Highlighting the potential of Chinese coal demand (whether for power or smelting) leads to mixed messaging. Alberta’s own energy war room – the Canadian Energy Centre – warns of China’s coal emissions as part of its sales pitch for Albertan natural gas exports.
China consumes half of the world’s coal each year; that percentage increases to 75% if you include Japan, South Korea, Taiwan, India, and Southeast Asia. Meanwhile, together, the EU and US will account for just 10% of global coal demand by 2025, down from 37% in 2000. Coal power generation is the single largest contributor of global, anthropogenic CO2 emissions.
We have already seen the age of ‘peak coal’ as data from the International Energy Agency (IEA) shows a 1.8% decline in coal demand in 2019 due to weak electricity demand growth and cheap natural gas. 2020 saw a 5% dip in coal demand – the largest since WWII, and while coal demand is forecast to increase by 2.6% in 2021 (mainly driven by China, Japan, and Southeast Asia), demand is set to flatten by 2025 at 7.4 billion tonnes per year.
This flattening trend means that the 8 billion tonnes consumed in 2013 signals a global high water mark for coal use.
42% of coal plants worldwide are operating at a loss with wind and solar set to be cheaper than most existing coal facilities by 2030.
Keisuke Sadamori, IEA Director of Energy Markets and Security, explains that renewables are “on track to surpass coal as the largest source of electricity in the world by 2025. And by that time, natural gas will likely have [overtaken] coal as the second largest source of primary energy after oil.” 42% of coal plants worldwide are operating at a loss, with wind and solar set to be cheaper than most existing coal facilities by 2030.
Alberta is home to 91 billion tonnes of coal (at accessible depths), and coal-bearing formations underlie almost half of the province. Alberta has long been a major consumer of coal, which supplied 55% of the province’s electricity in 2014. The following year, the NDP government announced a total phase-out of coal by 2030, spelling the end for Alberta’s 18 coal power units.
It’s important to remember that 12 of Alberta’s 18 coal units would have had to close by 2030 regardless of the NDP’s plan, due to federal regulations instituted by Prime Minister Stephen Harper (hardly an enemy of Alberta energy). The remaining six units were set to close at varying dates between 2030 and 2061.

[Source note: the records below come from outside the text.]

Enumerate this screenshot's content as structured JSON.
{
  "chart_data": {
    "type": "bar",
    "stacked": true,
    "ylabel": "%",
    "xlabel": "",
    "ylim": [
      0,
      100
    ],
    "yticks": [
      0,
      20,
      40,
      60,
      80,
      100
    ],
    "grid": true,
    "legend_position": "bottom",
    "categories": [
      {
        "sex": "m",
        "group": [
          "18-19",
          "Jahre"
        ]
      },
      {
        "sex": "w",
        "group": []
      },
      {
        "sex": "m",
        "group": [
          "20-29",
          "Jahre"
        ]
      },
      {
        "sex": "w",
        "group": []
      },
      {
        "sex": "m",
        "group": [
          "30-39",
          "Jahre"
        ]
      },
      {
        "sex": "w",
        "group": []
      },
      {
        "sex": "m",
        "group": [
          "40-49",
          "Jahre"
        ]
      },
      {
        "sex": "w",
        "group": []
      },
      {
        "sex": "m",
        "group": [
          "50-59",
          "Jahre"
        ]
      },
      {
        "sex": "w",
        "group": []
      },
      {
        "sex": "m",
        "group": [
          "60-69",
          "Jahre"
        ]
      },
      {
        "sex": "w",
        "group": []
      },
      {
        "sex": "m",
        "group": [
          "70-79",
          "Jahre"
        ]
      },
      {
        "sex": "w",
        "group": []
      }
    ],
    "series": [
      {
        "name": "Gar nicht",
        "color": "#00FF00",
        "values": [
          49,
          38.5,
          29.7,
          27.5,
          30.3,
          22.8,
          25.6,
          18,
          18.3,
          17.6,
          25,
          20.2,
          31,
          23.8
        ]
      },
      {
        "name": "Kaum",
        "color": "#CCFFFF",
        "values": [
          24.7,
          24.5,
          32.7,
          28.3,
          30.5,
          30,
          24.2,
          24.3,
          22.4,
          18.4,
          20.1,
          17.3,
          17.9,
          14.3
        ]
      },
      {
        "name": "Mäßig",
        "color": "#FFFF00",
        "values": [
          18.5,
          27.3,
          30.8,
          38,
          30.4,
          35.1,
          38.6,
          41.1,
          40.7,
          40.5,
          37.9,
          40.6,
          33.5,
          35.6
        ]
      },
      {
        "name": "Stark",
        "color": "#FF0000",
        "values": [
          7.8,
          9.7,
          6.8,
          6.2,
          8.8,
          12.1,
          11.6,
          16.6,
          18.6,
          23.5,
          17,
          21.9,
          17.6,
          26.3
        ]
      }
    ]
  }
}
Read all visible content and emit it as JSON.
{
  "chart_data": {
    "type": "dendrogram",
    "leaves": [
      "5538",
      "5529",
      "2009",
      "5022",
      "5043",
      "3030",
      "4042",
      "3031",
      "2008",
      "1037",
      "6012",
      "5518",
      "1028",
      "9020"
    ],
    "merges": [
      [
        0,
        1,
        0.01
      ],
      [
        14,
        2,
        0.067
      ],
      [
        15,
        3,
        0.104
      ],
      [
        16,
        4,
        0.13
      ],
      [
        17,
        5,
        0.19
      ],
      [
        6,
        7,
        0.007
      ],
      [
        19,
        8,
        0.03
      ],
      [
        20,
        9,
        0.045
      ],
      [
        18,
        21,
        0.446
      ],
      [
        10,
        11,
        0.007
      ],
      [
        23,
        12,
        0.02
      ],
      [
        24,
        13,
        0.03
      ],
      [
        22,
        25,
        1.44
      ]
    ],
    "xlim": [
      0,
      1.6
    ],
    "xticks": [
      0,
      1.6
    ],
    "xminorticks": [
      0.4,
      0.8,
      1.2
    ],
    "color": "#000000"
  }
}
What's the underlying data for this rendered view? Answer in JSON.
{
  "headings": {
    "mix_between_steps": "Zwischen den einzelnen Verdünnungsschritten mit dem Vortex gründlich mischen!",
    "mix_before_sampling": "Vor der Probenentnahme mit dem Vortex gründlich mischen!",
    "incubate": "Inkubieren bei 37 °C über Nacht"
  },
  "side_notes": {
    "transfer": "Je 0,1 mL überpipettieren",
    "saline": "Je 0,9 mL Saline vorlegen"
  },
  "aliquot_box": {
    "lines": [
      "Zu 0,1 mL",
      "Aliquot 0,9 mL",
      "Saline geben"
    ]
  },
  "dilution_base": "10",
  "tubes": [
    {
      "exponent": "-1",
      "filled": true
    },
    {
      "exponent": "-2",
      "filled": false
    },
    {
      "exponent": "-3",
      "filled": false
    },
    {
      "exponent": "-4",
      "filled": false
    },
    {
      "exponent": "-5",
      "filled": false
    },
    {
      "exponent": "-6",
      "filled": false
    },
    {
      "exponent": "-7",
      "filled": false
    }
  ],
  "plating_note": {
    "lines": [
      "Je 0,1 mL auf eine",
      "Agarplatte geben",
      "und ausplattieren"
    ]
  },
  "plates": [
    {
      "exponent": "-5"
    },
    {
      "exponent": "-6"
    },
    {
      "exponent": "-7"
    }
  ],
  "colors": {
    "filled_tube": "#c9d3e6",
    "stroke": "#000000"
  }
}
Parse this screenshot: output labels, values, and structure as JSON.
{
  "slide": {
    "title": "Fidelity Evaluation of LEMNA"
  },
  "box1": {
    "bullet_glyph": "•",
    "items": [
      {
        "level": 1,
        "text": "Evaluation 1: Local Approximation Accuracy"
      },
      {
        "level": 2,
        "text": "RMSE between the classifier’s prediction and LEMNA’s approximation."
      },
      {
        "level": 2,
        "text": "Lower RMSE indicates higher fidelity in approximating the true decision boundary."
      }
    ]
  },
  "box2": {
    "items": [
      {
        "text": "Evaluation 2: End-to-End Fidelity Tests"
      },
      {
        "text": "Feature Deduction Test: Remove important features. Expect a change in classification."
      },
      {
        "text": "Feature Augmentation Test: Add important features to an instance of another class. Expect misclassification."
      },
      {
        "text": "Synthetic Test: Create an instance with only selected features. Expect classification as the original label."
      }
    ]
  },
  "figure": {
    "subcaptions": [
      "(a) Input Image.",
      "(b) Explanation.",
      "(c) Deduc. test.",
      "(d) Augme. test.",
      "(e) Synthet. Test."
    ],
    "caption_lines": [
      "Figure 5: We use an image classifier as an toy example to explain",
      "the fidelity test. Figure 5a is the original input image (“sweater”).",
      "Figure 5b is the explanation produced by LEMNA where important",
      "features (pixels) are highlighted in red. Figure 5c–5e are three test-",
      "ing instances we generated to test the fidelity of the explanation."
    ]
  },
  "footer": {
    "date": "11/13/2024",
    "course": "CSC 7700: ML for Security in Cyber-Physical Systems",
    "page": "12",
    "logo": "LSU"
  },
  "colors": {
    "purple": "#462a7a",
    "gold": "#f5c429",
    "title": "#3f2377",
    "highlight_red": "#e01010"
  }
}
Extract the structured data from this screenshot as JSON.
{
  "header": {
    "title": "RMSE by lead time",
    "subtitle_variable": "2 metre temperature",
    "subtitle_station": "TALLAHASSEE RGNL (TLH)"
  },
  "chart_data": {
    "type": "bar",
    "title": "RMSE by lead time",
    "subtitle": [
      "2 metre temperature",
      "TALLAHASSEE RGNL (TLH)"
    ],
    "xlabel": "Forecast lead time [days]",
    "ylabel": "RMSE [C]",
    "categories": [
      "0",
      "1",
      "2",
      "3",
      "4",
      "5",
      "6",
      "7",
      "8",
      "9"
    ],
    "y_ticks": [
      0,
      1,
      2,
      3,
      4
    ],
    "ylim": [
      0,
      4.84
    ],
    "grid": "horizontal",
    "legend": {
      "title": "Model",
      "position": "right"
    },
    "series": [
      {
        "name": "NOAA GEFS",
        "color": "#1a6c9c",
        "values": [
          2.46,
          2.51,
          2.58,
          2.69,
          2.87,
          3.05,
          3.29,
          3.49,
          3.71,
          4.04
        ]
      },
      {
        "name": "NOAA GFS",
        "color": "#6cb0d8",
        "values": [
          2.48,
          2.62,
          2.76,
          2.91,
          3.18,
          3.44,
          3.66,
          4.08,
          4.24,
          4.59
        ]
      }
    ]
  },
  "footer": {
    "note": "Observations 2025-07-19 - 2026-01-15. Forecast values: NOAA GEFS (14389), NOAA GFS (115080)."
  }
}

Province set to complete coal phaseout years earlier than planned
Under the current plan, 14 of Alberta’s 18 coal units will be converted to natural gas by 2029, with the rest decommissioned. This plan will reduce emissions from 45.2 megatonnes in 2016 to 25 megatonnes by 2030. The Parkland Institute anticipates that Alberta will lose 2,890 coal-related jobs as a result.
Spurred by provincial and federal deadlines, Alberta’s energy producers have risen to the challenge. They are on track to complete the province’s coal phase as early as 2023, seven years ahead of schedule.
“If we were a country, we would have the No.1 performance globally [based] on our emissions reduction performance.”
Capital Power Corp is spending $1 billion to convert two units to natural gas, and the Genesee power plant near Edmonton will have the ability to eventually run on 95% hydrogen, up from 30% initially. Atco Ltd. announced in 2017 that all its plants would be converted to natural gas by 2020, and TransAlta is on track to reduce its emissions by 70% compared to 2005 levels by 2022.
TransAlta will also end operations at the Highvale thermal coal mine (opened in 1970) – the largest open-pit coal mine in Canada – by the end of 2021.
The company has secured $750 million from Brookfield Renewable Partners to help fund its $1 billion conversion project. And TransAlta CEO, Dawn Farrell told the Calgary Herald that “the greenhouse gas emissions that you generate on gas is about half of what you generate on coal. If we were a country, we would have the No.1 performance globally [based] on our emissions reduction performance.”